We did quite a few rehearsals before the actual shoot, mainly for the therapy scenes and the scene in the car with the daughter. Dana, who plays Julie is a mother in real life so the scenes between her and India, played by Ashley, worked out quite natural. Dana and Chris, the actor who played the husband, didn’t have time to meet up and rehearse so we actually had to figure most of that out on set. But all the actors used a lot of there own experiences and relationships to work from in building up their characters.

Could you talk about your decision to leave the film open-ended? What do you hope audiences take away?

The original story actually ended a lot more abruptly, and I had to add that final scene of Julie on the couch in the script. I like films that don’t wrap everything up neatly. I feel that sometimes in life we don’t always get all the answers so I thought it would be interesting to see that on-screen.

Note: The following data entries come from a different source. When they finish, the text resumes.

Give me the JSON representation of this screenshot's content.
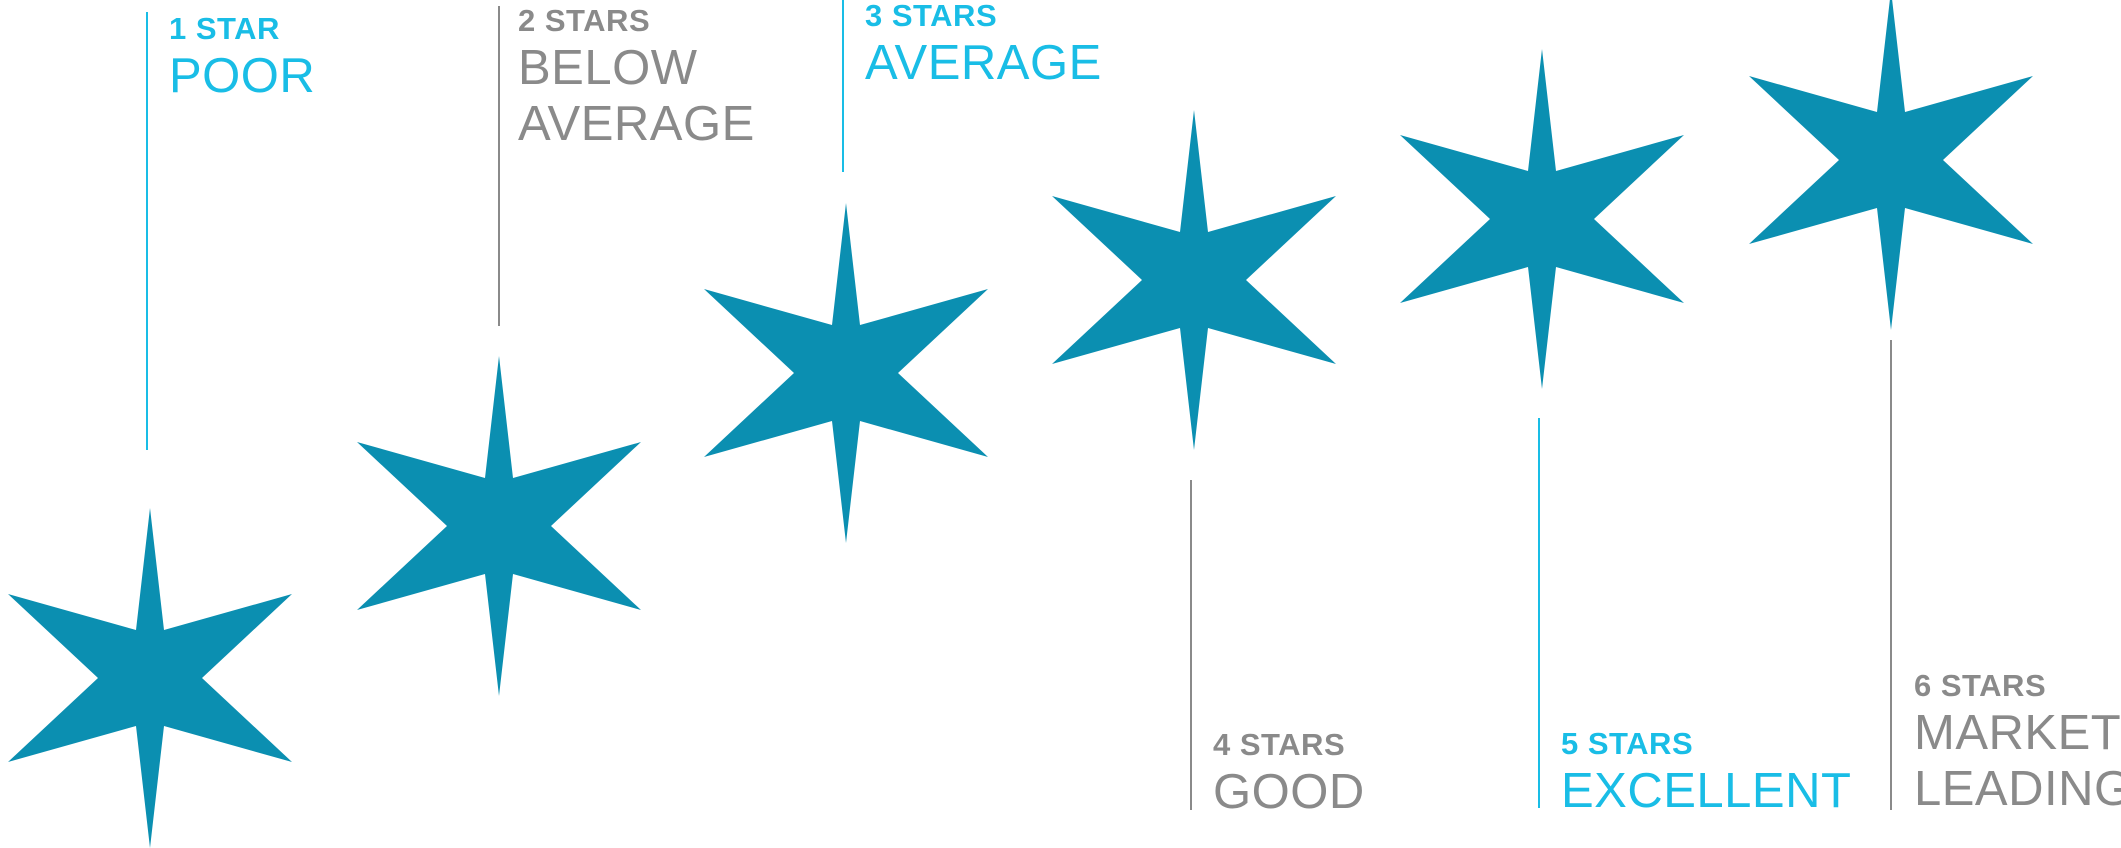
{
  "colors": {
    "star_fill": "#0b8fb1",
    "accent_blue": "#19bde6",
    "neutral_gray": "#8a8a8a"
  },
  "ratings": [
    {
      "count_label": "1 STAR",
      "title_lines": [
        "POOR"
      ],
      "accent": "blue"
    },
    {
      "count_label": "2 STARS",
      "title_lines": [
        "BELOW",
        "AVERAGE"
      ],
      "accent": "gray"
    },
    {
      "count_label": "3 STARS",
      "title_lines": [
        "AVERAGE"
      ],
      "accent": "blue"
    },
    {
      "count_label": "4 STARS",
      "title_lines": [
        "GOOD"
      ],
      "accent": "gray"
    },
    {
      "count_label": "5 STARS",
      "title_lines": [
        "EXCELLENT"
      ],
      "accent": "blue"
    },
    {
      "count_label": "6 STARS",
      "title_lines": [
        "MARKET",
        "LEADING"
      ],
      "accent": "gray"
    }
  ]
}
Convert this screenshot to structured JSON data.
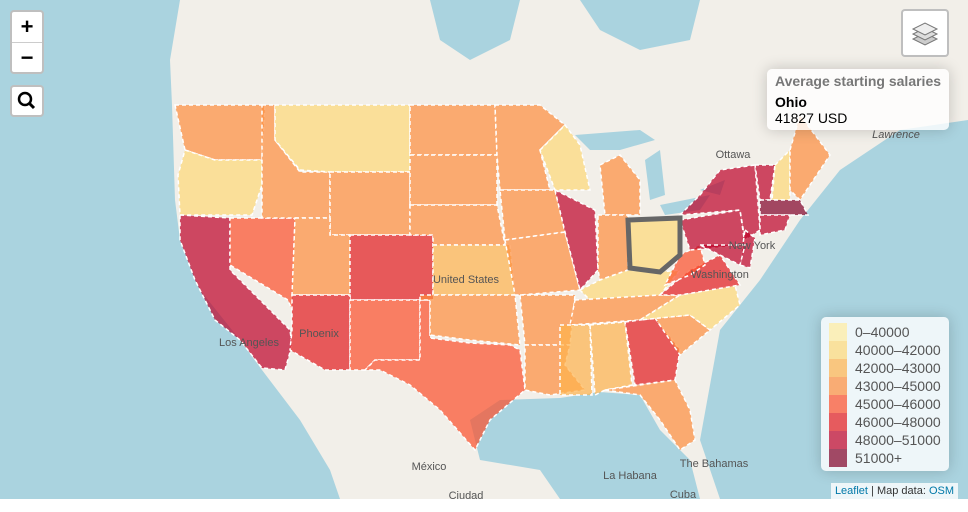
{
  "zoom_control": {
    "zoom_in": "+",
    "zoom_out": "−"
  },
  "info": {
    "title": "Average starting salaries",
    "name": "Ohio",
    "value": "41827 USD"
  },
  "legend": {
    "items": [
      {
        "label": "0–40000",
        "color": "#ffeda0"
      },
      {
        "label": "40000–42000",
        "color": "#fed976"
      },
      {
        "label": "42000–43000",
        "color": "#feb24c"
      },
      {
        "label": "43000–45000",
        "color": "#fd8d3c"
      },
      {
        "label": "45000–46000",
        "color": "#fc4e2a"
      },
      {
        "label": "46000–48000",
        "color": "#e31a1c"
      },
      {
        "label": "48000–51000",
        "color": "#bd0026"
      },
      {
        "label": "51000+",
        "color": "#800026"
      }
    ]
  },
  "attribution": {
    "leaflet": "Leaflet",
    "separator": "|",
    "text": "Map data:",
    "osm": "OSM"
  },
  "place_labels": [
    "Ottawa",
    "New York",
    "Washington",
    "United States",
    "Phoenix",
    "Los Angeles",
    "México",
    "La Habana",
    "The Bahamas",
    "Cuba",
    "Ciudad",
    "Lawrence"
  ]
}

Ultimately the film is about Julie making a decision to keep her family together by not pushing a point that could possibly tear them apart. So it’s not really about solving the mystery, more so about what Julie does when she is pushed into a corner by the people around her. Also, it leaves the Pandora’s box of finding the condom open for people to make up their own interpretations, of which there have been many!

Sometimes in life we don’t always get all the answers so I thought it would be interesting to see that on-screen.

What’s next for you?

I’m currently working on a feature-length adaptation of Chris’ recent graphic novel Bottled and writing a few scripts of my own as well as working as a cinematographer.